5. Trusted relationships that can carry the weight of change
We invest time to develop and strengthen relationships and encourage staff to do the same. Systems leadership is promoted at all levels to help people move away from organisational priorities and towards mature partnerships, but it needs to be embedded much more into our daily practices and we need to recognise and invest in different forms of leadership, not just hierarchical.
There are many other forms of leadership that are valued in other fields that we could learn from in working in public services: the ability of a musician or poet to tell a story, the need for a football team to continuously collaborate and learn from each other, the connection of a farmer to nature to be able to cultivate and nurture its crops, and the ability of a photographer to be able to capture the dynamics of a place or community.

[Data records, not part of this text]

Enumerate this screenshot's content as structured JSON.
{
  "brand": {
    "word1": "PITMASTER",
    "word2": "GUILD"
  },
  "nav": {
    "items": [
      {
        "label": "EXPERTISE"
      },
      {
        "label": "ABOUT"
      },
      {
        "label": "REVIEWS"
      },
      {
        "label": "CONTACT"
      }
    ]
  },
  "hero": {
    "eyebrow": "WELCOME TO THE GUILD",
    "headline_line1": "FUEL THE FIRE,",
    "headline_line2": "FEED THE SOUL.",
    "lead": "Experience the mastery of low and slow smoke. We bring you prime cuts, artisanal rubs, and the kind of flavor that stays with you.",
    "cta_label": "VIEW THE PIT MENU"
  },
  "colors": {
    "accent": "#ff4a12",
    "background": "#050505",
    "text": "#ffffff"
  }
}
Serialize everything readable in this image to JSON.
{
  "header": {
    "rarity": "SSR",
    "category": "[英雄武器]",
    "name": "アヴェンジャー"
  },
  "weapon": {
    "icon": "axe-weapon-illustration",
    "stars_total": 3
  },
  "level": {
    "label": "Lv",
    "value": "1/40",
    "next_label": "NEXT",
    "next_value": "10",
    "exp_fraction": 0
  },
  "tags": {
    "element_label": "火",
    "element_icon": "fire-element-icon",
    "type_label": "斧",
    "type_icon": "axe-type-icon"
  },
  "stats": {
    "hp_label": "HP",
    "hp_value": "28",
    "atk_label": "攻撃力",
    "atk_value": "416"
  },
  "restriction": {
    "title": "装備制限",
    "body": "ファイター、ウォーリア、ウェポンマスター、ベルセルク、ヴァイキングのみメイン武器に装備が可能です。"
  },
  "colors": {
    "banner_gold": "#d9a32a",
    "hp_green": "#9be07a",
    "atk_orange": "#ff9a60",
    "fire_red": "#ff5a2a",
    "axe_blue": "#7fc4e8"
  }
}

We need to create the space to enable staff closest to our communities to help:
- Build alliances around the issue with key players
- Focus on emerging issues which are difficult to understand let alone solve, like the Loneliness Lab or Safer Camden
- Root local places in the everyday innovations that help communities and places thrive, like We Make Camden
- Build movements that celebrate & grow the innovations of our local communities & economies, like Public Collaboration Lab
Equally, we also need to acknowledge and value the different relationships and ways people might want to co-produce with us. We should also understand what assets they’re using to achieve those outcomes, what resources they could share for others to do so and what infrastructure would help them. Some organisations have infrastructure that they would be prepared to share and would benefit from more people using it — be it a community cafe’s space, a complementary currency or a library of thing’s tools.
And this provoked a variety of questions on mindsets, behaviours and infrastructure:
How has the pandemic changed our mindsets? Have we experienced more closely & viscerally the inequalities that people have faced? Have we better connected as humans and not just workers with our communities and their empathy & solidarity? Have we discovered new “muscles” that have helped us be creative in needing to rapidly respond to challenges or are we overwhelmed by the different challenges facing us? Have our positions shifted to better understanding other people’s values or has it reinforced our world view?
How has the pandemic changed our behaviours? Have we created the spaces for greater openness & vulnerability with our teams and partners or have we felt more isolated from the communities we serve because we don’t all work in the places we work in? Have we worked in a more multi-disciplinary way across boundaries or has it been difficult to work out what our role should be?
How has the pandemic changed the infrastructure we build? Have we created temporary infrastructure during the emergency response which has changed people’s behaviours and systems (be that transport infrastructure or food hubs) or have some stopped or been discontinued? Is their different infrastructure being designed that could radically change how we live (be that future workspaces, 15 minute neighbourhood, spaces for common ownership or organisation design) or have we lost the time to focus while we stay on the immediate?